User Approach and solutions for the Source Code

Since g-programming libraries introduce an object-like programming language, it is necessary to arrange their several structures in a tidy and easy-to-understand organization. Moreover, the need to keep variables scope inside callback and functions, lead to set them as global ones. Each conceptual block of variables are than stacked in proper structure pointers which memory is therefore allocated in the main function, avoiding segmentation faults. Every time one some allocated resources does not need anymore, it is immediatly released to prevent memory lacks.
As said above, gst, gnet and gtk libraries are a subpart of a more general programming style called g-language. Coming from the same root, this libraries share some distinctive features such as the possibility to "be looped" (put in run) and "be stopped" using a unique dedicated function even if at a first sight they seems so different one from the other.
Initialization section allows to set up all the environmental context needed for the client to work: UI layout is loaded, internet addresses are defined and the pipeline is set to null mode. Then the main windows is showed to the user and the g-loop is put on run. From this time on, the user can interact with the program.

Example of the Client Application
 
The first action a user should do is to change it's Default nickname and Default server address and port. Than the user can procede to get himself authenticated by pushing the appropriate button. Authentication procedure is a bit complicated: for first client and server socket are created in order to set up an UDP handshake service. Than the Client send an authentication Enquiry to the server through its socket and waits for a reply. Joined to a positive rensponse, the Server answers with a unique identification number called SSRC that the Client will use to mark its RTP streams in order to have them recognized. On negative rensposes from the server, instead, authenticate callback simply returns.
To set up a continuos watch on UDP handshake socket so that a callback can be executed on UDP packets recived, an I/O channel has been created and a watch function has been applied to it. As a final step, the pipeline state is changed from "Null" to "Ready".
Once Authentication has been correctly carried out, the User can approach to connection button. By pressing it, the pipeline simply starts to play: audio streams start to flow thorugh each branch, local samples are compressed and sent via UDP and echo effect is removed from mixed audio that can be played on speakers then.
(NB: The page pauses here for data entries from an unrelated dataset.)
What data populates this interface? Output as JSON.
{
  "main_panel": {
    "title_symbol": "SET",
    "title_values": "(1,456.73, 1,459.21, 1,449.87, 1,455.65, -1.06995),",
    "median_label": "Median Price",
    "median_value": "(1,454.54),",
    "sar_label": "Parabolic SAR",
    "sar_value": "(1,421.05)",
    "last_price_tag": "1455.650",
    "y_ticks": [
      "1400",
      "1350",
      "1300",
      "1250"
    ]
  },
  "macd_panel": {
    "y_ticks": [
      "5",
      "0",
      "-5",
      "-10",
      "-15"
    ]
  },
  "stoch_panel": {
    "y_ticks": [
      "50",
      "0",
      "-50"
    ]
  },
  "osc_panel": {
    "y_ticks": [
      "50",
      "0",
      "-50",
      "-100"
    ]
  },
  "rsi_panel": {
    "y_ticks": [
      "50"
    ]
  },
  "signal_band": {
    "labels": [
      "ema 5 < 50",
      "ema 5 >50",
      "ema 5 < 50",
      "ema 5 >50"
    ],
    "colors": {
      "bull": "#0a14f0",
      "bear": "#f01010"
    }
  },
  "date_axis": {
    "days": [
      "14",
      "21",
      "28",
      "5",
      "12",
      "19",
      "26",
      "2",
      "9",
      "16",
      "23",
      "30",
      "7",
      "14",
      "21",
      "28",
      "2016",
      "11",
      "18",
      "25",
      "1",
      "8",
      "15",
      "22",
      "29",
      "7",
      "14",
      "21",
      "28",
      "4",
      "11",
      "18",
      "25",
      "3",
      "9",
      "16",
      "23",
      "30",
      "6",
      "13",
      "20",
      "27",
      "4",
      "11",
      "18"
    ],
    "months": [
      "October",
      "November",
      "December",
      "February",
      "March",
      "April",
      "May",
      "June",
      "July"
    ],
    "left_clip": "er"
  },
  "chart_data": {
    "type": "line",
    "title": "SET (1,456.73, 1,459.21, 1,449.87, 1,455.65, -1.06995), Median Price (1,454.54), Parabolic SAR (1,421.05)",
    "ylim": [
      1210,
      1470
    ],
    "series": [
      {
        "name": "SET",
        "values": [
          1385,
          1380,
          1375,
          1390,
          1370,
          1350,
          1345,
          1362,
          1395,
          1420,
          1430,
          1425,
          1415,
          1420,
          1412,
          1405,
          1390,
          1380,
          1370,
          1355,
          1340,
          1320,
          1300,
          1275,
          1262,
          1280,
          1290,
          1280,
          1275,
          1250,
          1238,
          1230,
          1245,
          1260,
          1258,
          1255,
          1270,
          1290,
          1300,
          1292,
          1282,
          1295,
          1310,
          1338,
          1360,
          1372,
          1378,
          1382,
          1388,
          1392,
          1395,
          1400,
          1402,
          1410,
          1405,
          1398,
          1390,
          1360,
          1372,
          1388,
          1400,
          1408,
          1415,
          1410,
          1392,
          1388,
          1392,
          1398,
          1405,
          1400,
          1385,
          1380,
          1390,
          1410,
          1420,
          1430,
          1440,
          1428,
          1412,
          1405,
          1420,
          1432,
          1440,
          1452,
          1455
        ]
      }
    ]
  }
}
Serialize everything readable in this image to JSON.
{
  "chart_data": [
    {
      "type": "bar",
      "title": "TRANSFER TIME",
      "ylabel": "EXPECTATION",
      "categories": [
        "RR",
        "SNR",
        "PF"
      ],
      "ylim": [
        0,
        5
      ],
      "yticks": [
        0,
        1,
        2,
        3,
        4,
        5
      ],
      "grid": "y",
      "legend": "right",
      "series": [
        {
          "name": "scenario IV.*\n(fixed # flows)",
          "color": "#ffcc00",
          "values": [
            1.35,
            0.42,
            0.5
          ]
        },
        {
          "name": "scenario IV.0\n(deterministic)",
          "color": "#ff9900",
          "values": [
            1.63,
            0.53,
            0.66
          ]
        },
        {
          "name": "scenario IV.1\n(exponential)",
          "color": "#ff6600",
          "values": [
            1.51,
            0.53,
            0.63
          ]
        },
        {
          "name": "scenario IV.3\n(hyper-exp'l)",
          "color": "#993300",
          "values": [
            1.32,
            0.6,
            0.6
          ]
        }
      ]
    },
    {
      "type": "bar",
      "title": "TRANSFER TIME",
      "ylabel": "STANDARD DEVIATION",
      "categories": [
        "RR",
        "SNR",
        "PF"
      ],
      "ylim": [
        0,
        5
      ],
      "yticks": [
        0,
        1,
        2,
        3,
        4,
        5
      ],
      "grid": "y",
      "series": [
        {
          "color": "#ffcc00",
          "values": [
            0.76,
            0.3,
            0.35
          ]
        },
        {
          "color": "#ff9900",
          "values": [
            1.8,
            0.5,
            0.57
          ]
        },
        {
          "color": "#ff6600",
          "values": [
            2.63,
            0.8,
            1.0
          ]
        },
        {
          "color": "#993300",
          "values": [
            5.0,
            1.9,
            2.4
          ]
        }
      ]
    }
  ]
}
On disconnection Request, instead, a several number of actions have to be performed. The most important thing to do is to remove watching functions from I/O channle linked to service UDP socket in order to avoid a jump of CPU usage on over 90%. Then pipeline state is setted to Null and a Disconnection Enquiry is sent to the server. On a positive rensponse, the socket is deleted and the Client returns to its basilar state.
 
An important note concern the need of I/O channels and watch functions. Gnet functions that allow UDP based exchanges, lets the programmer choose between write and read functions. Especially, read functions are blocking ones and thus must be used only when something like a reply is expected to be received. When the pipeline is playing there's no way to monitor UDP socket with read functions except maybe the use of a separate thread. An elegant solution comes from watch functions which can associate to the incoming UDP event, the execution of a callback in order to manage received messages. 
In this version of the program, the only asinchronous communication that can occour between client and server during the connected mode is the which one brings information about participats to the conference. Each time the list of participants is modified due to new connections or disconnections, a refreshed list is sent to all the remainig users. 
 
Each single action performed by the Client and every string transmitted or recived, will be stacked in a log windows placed on the bottom of the main window. Moreover, a list of users connected is showed on its right side. There's also a widget that can control the volume outcoming from local speakers.